Themes from the book of Job also make an appearance in an essay called “Wild Roses” by Peter Short in an anthology of Canadian religious writing called Northern Lights.  The title and content of Short’s essay comes from W.O. Mitchell’s Roses are Difficult Here.  Just as roses are difficult to grow in the harsh northern climate of Canada, so goodness, kindness, grace, and faithfulness are difficult in a world full of unexplained suffering.  Short expresses this beautifully and poignantly in his discussion of the experience of the absence of God:

It’s not the presence of problems or the presence of stress that makes roses difficult here.  It’s not the presence of anything.  It’s an absence.  It’s an abandoned and boarded up heaven.  It’s the silence of God and the aloneness in facing the world that makes roses so unlikely…

At the same time we know that the absence, for all its dread, is not new.  Our people have seen this before.  It is recorded in our ancient stories.  It’s no use to be condemning the modern world.  Not use launching into a diatribe against technology or an indictment of consumer culture or a tirade against Sunday shopping.  The absence of God is not caused by those things.  The absence of God is as old as the hills.  Older.  The Book of Job knows all about it… his biggest problem, the one he rails and rages and rebels against, is the absence…

We are, most of the time, children of a dreadful absence.  We are citizens of a wild kingdom, a kingdom we may belong to but which never belongs to us.

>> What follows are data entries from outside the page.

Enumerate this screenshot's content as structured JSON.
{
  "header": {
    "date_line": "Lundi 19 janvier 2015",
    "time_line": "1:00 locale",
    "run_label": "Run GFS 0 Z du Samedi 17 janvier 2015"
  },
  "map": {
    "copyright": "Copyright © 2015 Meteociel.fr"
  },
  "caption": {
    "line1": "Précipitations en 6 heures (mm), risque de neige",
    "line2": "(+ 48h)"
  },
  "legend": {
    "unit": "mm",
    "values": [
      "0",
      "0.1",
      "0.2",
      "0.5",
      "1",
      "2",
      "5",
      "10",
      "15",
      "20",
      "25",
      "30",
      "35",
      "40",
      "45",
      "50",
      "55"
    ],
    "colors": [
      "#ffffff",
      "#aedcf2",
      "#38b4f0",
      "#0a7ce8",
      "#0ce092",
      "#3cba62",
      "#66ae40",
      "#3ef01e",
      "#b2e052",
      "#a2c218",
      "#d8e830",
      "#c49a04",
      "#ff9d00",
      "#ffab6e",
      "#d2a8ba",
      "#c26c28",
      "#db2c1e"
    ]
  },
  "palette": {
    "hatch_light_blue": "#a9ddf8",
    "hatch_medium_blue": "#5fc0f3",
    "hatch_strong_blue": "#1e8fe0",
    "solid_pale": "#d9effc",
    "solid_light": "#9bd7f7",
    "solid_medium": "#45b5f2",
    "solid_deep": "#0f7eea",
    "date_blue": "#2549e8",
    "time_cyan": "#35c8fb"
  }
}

In this wild kingdom, roses are difficult.  In this wild kingdom, we are born to trouble as surely as sparks fly upward.  But it is in this wild kingdom that God has placed us, and it is in this wild kingdom that we are to work out our faith with fear and trembling (Phil. 2:12)—sometimes literally!  And it is in this wild kingdom that we hope and we love and we follow and we wait for our experience of the absence of God to be dispelled by his glorious and unambiguous presence.  Short’s essay beautifully concludes thus:

But mark this.  One day God will appear.  Like that ragged figure Flannery O’Connor describes, the one that moves from tree to tree in the back of the mind.  Or like the glory appearing over a distant hill.  Or like a morsel of bread dipped in a cup.  Or like a rose blooming amid the cold of winter when half-spent is the night.

Then you will know why you kept the faith—or more truthfully, why the faith kept you.  On that day when the wild and holy one appears you can say, “Glory, I’ve been watching for you and waiting.  I’ve been hoping you’d come.  Roses are difficult here.